Ken and Gary were brief teammates in 1974 -- for a month to be exact -- as Gary the rookie was called up in September from the Minor Leagues while Ken played out his last month as an Expo; Ken was traded to Baltimore that winter.
"You could see the promise in him as a player," said Ken, "even for the short time when we were on the same team. Gary played probably the toughest position on the field and he did it well for a long time. It is rightly so that he's in the Hall of Fame."

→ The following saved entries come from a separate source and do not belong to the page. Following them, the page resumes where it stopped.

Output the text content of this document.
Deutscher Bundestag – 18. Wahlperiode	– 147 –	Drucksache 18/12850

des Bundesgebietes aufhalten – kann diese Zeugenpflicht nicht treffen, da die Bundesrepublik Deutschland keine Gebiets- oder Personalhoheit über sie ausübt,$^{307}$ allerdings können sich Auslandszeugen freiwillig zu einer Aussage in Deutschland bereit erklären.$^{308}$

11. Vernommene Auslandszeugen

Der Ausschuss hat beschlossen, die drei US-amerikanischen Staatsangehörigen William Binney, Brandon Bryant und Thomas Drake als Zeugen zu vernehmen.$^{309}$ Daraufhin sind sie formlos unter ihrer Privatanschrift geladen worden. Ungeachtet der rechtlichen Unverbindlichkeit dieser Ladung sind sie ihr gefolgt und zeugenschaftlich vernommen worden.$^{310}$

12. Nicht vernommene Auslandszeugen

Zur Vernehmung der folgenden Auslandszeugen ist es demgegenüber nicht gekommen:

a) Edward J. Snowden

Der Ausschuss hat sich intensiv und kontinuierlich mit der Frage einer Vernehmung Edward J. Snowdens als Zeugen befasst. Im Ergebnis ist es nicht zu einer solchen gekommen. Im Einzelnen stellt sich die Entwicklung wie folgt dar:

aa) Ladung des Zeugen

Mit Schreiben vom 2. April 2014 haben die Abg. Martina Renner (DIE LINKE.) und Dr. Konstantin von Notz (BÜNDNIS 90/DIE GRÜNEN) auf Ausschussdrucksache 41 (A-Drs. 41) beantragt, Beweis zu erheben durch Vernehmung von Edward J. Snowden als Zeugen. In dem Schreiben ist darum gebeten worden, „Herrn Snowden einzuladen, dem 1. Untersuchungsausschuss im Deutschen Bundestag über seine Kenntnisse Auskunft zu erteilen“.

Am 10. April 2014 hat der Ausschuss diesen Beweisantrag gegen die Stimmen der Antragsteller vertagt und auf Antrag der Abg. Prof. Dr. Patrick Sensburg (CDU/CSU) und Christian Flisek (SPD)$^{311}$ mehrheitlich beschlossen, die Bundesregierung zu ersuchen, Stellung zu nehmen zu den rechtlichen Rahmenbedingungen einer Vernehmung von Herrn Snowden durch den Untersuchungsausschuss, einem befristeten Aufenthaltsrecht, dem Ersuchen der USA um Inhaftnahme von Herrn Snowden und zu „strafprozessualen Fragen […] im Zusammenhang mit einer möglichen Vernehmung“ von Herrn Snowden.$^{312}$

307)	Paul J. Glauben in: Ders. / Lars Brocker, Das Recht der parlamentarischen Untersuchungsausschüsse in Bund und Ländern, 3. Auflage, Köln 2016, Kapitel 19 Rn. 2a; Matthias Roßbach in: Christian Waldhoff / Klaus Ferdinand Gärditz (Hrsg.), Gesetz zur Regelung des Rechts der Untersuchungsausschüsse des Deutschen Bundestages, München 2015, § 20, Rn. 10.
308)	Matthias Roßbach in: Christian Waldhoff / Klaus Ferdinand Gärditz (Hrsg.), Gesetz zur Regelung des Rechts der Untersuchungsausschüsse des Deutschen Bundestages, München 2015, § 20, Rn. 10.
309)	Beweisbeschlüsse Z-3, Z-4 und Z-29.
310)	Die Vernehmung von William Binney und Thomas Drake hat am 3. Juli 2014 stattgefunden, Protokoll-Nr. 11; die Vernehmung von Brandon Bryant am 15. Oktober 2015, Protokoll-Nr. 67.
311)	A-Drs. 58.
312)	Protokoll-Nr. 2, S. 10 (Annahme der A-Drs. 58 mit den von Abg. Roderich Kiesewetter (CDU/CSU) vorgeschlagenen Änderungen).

Over the years Ken and Gary played against each other during Spring Training games and a few All-Star Games (there wasn't interleague play back then), and it was back in Canada where they met up once again with Ken in a different role. He had entered his second career as a baseball broadcaster, doing play-by-play on the radio in Montreal and color analyst on TV for TSN (The Sports Network).
"We were around each other every day," said Ken. "When Gary came back to Montreal he was already a star. He was on the back end of what would become his Hall of Fame career. Since I had seen him at his beginning, now I was watching him at the end of his career, too. He still played with the same rookie enthusiasm."
In the baseball world, like in life, people weave in-and-out-and-in-and-out of our lives. Gary and Ken were acquainted once again in 2009 when he invited Gary to participate in the Ken Singleton Golf Classic in Baltimore -- a major fundraiser for the Cool Kids Campaign for which Ken serves on its board and I serve as part-time marketing coordinator.
"I was appreciative of his playing in the tournament," said Ken. "I had called him; he agreed to play. We were very fortunate to have had Gary come up from Florida to participate. It was a wonderful gesture -- that's the way he was."